Our Implementation —
A separate train dataset was created for each news source for both stocks covering the period 2020-2021, while a separate test dataset was created for each news source for the year 2022.
The Reddit, Twitter, and Webull headlines were preprocessed for exploratory data analysis, but no preprocessing was required for the VADER sentiment analysis tool.
We calculated the price difference between the closing and opening prices of the stocks, and performed feature engineering where we add new columns to the stock dataset to help predict future stock prices. The new columns are created by shifting the "Close" price value of the stock by 1-7 days. We did this so that it helps the model better understand the relationship between past stock prices and future stock prices.

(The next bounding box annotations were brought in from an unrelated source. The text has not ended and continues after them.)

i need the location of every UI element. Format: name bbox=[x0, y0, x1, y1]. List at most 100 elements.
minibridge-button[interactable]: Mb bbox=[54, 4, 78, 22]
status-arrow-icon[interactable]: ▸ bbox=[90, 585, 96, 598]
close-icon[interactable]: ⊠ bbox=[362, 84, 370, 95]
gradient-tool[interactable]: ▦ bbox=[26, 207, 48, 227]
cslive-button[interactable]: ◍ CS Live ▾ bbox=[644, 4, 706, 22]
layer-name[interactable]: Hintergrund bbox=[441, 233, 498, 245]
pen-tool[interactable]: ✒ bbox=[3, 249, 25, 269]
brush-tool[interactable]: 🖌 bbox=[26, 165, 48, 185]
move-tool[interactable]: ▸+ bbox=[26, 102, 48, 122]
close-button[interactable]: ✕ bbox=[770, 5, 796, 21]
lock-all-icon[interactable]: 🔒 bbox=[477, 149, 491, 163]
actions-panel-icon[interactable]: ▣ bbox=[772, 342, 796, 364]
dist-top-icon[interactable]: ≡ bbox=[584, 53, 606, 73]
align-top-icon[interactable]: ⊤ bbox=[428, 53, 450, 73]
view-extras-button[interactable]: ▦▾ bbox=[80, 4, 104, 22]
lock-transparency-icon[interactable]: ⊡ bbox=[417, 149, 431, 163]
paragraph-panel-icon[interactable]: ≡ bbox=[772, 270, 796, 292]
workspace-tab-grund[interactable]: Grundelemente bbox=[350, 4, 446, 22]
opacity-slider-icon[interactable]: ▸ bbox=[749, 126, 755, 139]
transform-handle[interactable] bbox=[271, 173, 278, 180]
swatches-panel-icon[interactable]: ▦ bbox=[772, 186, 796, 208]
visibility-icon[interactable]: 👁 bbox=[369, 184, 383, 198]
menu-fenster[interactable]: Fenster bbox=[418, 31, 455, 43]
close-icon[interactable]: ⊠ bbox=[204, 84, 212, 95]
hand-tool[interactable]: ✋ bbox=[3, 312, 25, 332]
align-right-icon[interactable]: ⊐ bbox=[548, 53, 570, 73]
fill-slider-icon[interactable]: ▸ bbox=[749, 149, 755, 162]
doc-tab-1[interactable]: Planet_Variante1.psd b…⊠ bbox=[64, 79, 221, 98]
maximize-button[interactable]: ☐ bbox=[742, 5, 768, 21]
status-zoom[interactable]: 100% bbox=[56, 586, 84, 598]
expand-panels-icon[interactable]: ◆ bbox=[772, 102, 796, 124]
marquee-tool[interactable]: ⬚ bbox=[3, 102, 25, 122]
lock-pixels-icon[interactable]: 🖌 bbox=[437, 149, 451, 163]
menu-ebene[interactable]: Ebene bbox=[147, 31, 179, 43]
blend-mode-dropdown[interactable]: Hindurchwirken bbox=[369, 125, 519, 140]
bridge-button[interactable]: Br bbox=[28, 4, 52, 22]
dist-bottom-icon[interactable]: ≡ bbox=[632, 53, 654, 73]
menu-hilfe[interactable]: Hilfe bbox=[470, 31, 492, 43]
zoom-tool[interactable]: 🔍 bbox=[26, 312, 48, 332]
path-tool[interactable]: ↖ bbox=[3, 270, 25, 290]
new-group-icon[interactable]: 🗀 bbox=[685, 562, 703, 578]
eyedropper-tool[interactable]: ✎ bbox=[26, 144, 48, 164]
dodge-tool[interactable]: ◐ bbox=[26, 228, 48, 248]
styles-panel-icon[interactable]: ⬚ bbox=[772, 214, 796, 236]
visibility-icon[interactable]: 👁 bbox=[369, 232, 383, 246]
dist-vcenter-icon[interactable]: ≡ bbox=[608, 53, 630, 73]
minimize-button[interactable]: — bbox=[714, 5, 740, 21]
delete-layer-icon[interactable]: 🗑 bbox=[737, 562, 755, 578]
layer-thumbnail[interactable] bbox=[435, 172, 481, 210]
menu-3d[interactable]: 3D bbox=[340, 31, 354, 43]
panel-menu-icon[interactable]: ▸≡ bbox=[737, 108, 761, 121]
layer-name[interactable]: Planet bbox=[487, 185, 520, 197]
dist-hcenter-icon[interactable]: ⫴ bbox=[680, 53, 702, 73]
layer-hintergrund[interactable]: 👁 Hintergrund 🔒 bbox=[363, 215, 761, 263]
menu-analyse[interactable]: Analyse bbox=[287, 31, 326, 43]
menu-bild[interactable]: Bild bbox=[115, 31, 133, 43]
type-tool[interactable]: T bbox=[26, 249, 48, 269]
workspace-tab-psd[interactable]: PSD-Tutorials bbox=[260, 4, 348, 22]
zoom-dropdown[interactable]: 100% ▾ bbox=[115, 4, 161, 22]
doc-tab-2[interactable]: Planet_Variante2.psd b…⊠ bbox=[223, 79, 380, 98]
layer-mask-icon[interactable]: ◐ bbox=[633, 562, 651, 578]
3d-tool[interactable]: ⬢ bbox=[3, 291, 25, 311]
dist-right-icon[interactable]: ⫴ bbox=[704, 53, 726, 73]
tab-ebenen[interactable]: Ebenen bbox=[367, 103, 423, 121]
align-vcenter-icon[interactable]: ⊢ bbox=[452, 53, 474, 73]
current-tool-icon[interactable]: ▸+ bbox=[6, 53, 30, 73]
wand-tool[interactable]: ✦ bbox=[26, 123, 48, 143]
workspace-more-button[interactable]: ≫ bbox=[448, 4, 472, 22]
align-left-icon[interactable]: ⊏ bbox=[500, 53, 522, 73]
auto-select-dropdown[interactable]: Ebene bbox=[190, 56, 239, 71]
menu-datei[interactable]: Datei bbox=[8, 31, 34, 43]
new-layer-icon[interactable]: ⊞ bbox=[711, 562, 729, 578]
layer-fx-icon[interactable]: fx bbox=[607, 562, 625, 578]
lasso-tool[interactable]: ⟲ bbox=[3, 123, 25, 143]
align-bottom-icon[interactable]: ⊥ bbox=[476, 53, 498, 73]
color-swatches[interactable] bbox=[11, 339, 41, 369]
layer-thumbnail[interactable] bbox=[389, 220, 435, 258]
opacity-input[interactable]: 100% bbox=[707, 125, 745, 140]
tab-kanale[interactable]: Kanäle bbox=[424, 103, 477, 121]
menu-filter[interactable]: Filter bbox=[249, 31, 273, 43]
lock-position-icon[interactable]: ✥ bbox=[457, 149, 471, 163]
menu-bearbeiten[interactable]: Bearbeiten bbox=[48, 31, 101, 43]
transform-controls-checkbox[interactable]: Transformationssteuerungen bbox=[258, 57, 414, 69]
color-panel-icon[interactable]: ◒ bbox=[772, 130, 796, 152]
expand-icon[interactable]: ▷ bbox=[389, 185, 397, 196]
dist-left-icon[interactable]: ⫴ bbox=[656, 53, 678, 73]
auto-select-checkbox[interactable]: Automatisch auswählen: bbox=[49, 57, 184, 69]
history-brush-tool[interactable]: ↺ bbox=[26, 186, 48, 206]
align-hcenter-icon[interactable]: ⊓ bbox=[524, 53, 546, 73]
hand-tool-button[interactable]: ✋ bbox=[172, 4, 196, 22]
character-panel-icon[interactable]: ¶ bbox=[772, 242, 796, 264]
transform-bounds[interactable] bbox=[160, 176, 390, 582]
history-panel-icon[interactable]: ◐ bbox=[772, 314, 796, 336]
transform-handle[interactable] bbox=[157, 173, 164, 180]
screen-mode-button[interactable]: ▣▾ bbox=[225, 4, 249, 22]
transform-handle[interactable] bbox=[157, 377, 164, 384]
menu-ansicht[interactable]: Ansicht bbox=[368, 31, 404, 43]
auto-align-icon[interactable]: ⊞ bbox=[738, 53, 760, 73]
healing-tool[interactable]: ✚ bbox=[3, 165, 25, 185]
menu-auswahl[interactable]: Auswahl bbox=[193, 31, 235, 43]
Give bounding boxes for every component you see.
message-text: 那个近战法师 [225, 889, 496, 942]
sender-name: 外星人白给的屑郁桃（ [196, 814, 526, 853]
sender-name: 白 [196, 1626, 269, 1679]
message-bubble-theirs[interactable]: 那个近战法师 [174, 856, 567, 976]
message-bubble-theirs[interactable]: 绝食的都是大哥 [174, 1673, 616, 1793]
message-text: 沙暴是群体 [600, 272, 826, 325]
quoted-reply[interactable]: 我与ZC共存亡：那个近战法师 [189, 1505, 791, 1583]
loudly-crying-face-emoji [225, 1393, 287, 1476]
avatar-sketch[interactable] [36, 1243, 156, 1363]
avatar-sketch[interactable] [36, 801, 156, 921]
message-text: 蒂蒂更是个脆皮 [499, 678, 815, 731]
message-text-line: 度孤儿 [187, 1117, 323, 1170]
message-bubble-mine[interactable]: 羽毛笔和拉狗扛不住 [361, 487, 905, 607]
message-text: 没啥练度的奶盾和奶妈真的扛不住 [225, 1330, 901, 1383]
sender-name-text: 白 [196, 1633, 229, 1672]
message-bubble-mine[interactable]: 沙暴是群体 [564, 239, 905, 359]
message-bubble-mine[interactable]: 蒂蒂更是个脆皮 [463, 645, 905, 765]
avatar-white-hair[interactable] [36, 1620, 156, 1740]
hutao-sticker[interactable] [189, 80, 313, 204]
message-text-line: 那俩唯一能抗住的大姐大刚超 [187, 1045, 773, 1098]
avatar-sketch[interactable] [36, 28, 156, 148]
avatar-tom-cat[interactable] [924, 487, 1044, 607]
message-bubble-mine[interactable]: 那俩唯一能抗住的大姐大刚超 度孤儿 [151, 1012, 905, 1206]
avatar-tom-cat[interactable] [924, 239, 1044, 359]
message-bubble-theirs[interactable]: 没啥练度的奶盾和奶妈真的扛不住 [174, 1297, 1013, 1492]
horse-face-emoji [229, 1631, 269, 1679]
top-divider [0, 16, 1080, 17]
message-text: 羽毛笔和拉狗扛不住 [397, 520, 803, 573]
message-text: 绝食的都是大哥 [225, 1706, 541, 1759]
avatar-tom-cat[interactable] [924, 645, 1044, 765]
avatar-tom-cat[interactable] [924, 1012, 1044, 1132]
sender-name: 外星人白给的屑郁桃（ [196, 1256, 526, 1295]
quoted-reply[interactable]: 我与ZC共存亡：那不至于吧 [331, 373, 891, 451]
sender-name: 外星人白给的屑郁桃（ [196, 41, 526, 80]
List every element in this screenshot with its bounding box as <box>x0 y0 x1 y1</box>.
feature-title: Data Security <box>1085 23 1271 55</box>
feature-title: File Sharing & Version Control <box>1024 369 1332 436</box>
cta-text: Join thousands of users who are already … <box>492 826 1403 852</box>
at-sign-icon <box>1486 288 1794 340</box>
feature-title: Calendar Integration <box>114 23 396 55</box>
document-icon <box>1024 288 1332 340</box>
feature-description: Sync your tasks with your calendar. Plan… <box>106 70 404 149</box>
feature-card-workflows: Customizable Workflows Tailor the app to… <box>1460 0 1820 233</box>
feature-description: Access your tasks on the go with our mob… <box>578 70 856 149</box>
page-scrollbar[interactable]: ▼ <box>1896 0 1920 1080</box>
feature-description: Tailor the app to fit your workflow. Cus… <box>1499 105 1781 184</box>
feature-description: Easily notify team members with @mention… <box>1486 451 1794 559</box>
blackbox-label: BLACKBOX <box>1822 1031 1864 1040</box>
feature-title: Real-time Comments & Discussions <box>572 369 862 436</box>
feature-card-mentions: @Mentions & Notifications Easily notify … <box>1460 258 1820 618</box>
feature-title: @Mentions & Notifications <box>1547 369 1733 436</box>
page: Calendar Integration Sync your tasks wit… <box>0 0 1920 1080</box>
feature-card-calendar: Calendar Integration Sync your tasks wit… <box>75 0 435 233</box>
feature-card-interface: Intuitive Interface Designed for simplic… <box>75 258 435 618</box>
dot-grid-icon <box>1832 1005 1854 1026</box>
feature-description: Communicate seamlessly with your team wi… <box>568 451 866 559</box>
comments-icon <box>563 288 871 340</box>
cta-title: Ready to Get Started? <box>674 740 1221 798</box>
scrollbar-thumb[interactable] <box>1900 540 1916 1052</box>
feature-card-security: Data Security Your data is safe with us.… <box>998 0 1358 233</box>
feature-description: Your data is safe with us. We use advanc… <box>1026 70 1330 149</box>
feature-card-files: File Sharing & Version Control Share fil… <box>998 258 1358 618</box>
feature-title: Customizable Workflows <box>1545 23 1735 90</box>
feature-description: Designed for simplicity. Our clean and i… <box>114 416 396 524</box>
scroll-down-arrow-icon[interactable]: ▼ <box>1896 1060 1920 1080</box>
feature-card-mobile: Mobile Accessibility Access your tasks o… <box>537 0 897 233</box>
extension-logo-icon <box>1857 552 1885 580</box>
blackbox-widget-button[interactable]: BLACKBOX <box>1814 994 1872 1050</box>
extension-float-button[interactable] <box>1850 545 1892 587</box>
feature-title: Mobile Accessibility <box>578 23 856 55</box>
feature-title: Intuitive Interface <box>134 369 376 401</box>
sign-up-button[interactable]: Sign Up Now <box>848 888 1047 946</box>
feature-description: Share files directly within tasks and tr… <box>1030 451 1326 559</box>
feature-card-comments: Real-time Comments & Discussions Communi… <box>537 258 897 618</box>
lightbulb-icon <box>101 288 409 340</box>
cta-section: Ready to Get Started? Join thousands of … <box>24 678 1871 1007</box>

Once our datasets were curated, we decided to train our LSTM model using dropout, stochastic gradient descent as the optimizer, mean squared error as the loss function, for 500 epochs and a batch size of 64. The model is trained on data from January to December (during COVID period) and tested on the curated dataset from January to December 2022 (post-COVID).
Reflection —
I can say that it was a challenging yet rewarding experience. One of the most difficult aspects of the project was data scraping, which required a significant amount of time and effort to gather relevant data. Moreover, prioritizing work and managing time effectively proved to be crucial, as we had to balance data collection, model development, and evaluation. We also faced the challenge of comparing our model with a baseline model effectively and interpreting the results. Despite these challenges, the project provided a valuable opportunity to apply our knowledge and skills in natural language processing and deep learning to a real-world problem. Ultimately, we were able to develop models that showed promising results in sentiment analysis and stock price prediction.
Acknowledgement —
Thank you to my teammates for the support and collaboration: Moulya Sudhir, Aishwarya Agrawal, Diwen Dang. Huge shout out to my project mentor for his guidance: Varun Jain. Lastly, I would love to thank everyone in the IDL course that reviewed and gave valuable feedback on this project.